Computer Graphics Forum (Proceedings of Pacific Graphics 2010), accepted
L. Liu[1], E. Chambers[2], D. Letscher[2], T. Ju[1]
[1] Washington University in St. Louis, USA
[2] St. Louis University, USA
Abstract
Thinning is a commonly used approach for computing skeleton descriptors. Traditional
thinning algorithms often have a simple, iterative structure, yet producing skeletons
that are overly sensitive to boundary perturbations. We present a novel thinning algorithm,
operating on objects represented as cell complexes, that preserves the simplicity of
typical thinning algorithms but generates skeletons that more robustly capture global
shape features. Our key insight is formulating a skeleton significance measure, called
medial persistence, which identify skeleton geometry at various dimensions (e.g., curves
or surfaces) that represent object parts with different anisotropic elongations (e.g.,
tubes or plates). The measure is generally defined in any dimensions, and can be easily
computed using a single thinning pass. Guided by medial persistence, our algorithm produces
a family of topology and shape preserving skeletons whose shape and composition can be
flexible controlled by desired level of medial persistence.
Applicaiton:
It includes the executable program, sample data, and documentation.

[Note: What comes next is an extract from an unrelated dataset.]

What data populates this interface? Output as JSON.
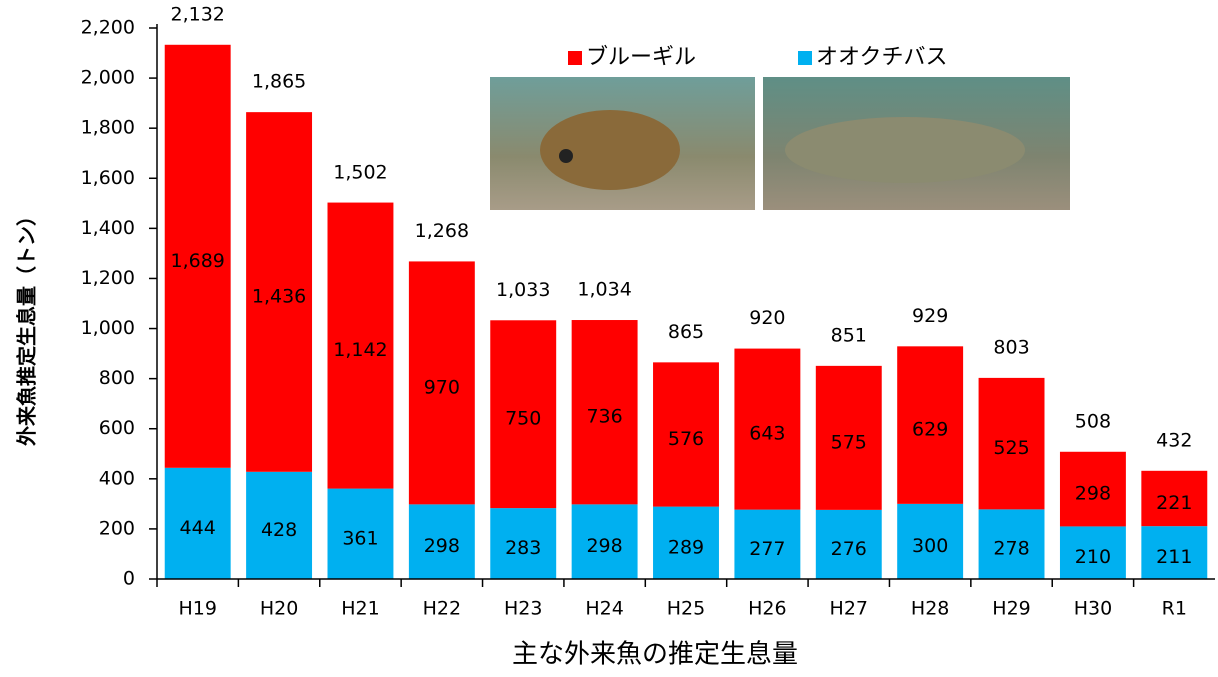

In addition, a folder of executable programs without GUI (graphics
user interface) are offered for advanced users to batch process
the data.
Compute skeleton directly from mesh(.ply):
read in mesh => thinning => save the thinning result.
The intermediate step turns the mesh representation into cell complex
representation and save into a file with the same name but different suffix (.cc).
[ format and reader ]
Face (left to right): Mabs, Mrel, and surface patch size
Edge (left to right): Mabs, Mrel, and curve length
Thresholds for Mabs is in the range [0, infinity), and for Mrel is [0,1]. If the
thresholds for face is extremely large, for example, 1 for Mrel of face, then all
faces will be removed during skeleton computation unless they are critical to maintian
topology such as the surface of a hollow sphere.